The Penan’s struggle began in the 1960s when the Indonesian and Malaysian governments opened up large areas of Borneo’s interior to commercial logging, areas in their home territories. Since all Penan communities were and are reliant on forest produce, they were hit hard by the large-scale logging operations that encroached on their traditionally inhabited territories. The logging caused the pollution of their water catchment areas with sediment displacement, the loss of many sago palms that form the staple carbohydrate of Penan diet, a scarcity of wild boar, deer and other game, a scarcity of fruit trees and plants used for traditional forest medicine, the destruction of their burial sites and the loss of rattan and other rare plant and animal species. For the forest people of Borneo, such plants and animals are also viewed as sacred, as the embodiment of powerful spirits and deities. Thus, the Penan argued that the logging companies were located on land given to the Penan in an earlier treaty, recognized by the Sarawak state government, and were thus violating their native customary rights.
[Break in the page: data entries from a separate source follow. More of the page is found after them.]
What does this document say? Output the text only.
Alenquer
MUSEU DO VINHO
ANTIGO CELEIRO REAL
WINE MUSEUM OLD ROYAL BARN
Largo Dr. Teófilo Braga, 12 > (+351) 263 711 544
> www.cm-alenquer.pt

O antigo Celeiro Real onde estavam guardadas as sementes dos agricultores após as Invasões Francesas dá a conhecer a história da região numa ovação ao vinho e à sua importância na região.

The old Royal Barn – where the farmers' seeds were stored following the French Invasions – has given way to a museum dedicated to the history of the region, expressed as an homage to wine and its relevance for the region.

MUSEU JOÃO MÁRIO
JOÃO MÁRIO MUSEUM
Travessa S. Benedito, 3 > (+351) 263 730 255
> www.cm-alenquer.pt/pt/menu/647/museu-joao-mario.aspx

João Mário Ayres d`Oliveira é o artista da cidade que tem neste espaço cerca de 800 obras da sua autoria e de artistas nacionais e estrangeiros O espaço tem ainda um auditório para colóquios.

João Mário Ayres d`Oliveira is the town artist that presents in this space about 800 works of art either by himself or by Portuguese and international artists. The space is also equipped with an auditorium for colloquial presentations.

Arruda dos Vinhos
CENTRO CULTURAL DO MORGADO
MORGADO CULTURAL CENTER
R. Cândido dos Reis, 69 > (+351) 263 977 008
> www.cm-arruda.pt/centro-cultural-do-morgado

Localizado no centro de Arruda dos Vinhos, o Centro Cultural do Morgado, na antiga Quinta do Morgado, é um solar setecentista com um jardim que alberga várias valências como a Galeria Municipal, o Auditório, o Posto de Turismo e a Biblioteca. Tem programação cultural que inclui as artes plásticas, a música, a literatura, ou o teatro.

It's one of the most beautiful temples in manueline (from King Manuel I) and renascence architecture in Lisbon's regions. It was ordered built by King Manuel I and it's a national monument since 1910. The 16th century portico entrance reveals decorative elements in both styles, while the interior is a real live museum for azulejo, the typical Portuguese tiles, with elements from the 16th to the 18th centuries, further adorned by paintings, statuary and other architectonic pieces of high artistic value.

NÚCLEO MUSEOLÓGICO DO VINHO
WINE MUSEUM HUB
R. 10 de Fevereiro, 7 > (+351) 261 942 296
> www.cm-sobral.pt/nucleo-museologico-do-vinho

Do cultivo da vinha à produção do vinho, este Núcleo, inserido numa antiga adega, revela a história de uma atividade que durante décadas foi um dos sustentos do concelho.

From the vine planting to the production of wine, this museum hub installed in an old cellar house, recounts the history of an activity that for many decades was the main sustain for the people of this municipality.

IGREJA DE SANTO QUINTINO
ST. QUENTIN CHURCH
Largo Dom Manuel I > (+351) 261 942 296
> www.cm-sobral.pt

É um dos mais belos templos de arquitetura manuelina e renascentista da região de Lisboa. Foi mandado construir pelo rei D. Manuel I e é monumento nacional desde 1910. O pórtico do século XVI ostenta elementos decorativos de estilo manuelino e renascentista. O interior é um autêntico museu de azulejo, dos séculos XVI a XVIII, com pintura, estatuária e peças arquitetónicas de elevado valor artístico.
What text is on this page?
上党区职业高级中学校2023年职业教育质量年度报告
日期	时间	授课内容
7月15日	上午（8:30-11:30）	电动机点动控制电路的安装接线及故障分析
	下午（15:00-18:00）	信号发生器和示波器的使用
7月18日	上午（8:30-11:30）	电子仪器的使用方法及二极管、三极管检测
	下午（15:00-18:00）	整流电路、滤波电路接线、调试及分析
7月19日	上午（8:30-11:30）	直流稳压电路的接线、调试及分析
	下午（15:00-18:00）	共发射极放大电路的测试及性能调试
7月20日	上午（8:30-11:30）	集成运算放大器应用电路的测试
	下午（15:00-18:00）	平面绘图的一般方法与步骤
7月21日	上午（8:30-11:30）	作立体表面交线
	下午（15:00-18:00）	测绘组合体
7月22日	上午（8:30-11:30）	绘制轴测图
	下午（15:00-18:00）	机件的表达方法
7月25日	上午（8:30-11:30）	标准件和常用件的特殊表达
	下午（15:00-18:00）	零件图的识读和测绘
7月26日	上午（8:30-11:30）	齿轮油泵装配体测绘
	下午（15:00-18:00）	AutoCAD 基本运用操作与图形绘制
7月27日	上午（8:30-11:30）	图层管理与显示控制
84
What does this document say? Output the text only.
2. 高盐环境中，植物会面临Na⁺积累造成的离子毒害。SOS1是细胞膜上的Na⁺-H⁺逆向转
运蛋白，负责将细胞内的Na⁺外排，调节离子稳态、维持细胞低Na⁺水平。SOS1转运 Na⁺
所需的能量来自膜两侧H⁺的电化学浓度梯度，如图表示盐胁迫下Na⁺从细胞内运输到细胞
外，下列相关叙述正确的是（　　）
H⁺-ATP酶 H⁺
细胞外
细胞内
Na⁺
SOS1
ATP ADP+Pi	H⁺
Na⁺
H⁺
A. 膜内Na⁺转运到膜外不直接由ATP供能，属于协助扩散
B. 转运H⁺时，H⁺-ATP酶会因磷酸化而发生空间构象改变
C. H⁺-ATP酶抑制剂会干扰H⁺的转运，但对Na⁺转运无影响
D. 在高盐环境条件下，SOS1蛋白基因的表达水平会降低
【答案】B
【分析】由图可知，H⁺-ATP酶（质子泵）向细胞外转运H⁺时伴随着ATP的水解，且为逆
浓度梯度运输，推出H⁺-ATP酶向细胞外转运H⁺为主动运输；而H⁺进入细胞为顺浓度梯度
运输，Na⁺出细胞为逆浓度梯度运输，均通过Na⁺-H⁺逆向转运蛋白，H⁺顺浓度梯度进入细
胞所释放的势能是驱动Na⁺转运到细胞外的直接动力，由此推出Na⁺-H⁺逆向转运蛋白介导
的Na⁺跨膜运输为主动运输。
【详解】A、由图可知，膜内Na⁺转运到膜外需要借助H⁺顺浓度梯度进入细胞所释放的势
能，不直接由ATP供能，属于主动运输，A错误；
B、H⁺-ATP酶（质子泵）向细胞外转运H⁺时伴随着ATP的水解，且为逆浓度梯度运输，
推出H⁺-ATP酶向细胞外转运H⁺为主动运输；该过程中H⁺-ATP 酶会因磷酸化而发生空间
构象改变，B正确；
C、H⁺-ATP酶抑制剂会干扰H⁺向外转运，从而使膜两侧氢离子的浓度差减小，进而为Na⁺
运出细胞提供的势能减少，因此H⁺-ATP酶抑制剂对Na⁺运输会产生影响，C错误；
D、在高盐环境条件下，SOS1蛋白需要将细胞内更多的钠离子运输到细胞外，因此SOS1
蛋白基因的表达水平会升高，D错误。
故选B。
In the mid-1980s, when the plight of the Penan was exposed on the world stage, the Sarawak State Government began making many promises to the Penan in an attempt to quell international protests and embarrassment.  As of 2013, the Penan continue to fight development aggression in their ancestral domain.

Timber companies fell the ancient trees and export their wood, mostly to other Asian nations. The palm oil industry follows closely, clearing the land for enormous plantations. Ninety percent of Borneo’s primary forest cover is now gone, along with some of the tallest tropical trees in the world. In their place, much of the island is now covered with a tossing ocean of oil palm trees. The oil they produce goes out to markets in the United States, Europe and just about everywhere else: It’s an essential ingredient in processed foods, baked goods, ice cream, cosmetics, cleaning agents, biodiesel, toothpaste, shampoo and countless other products.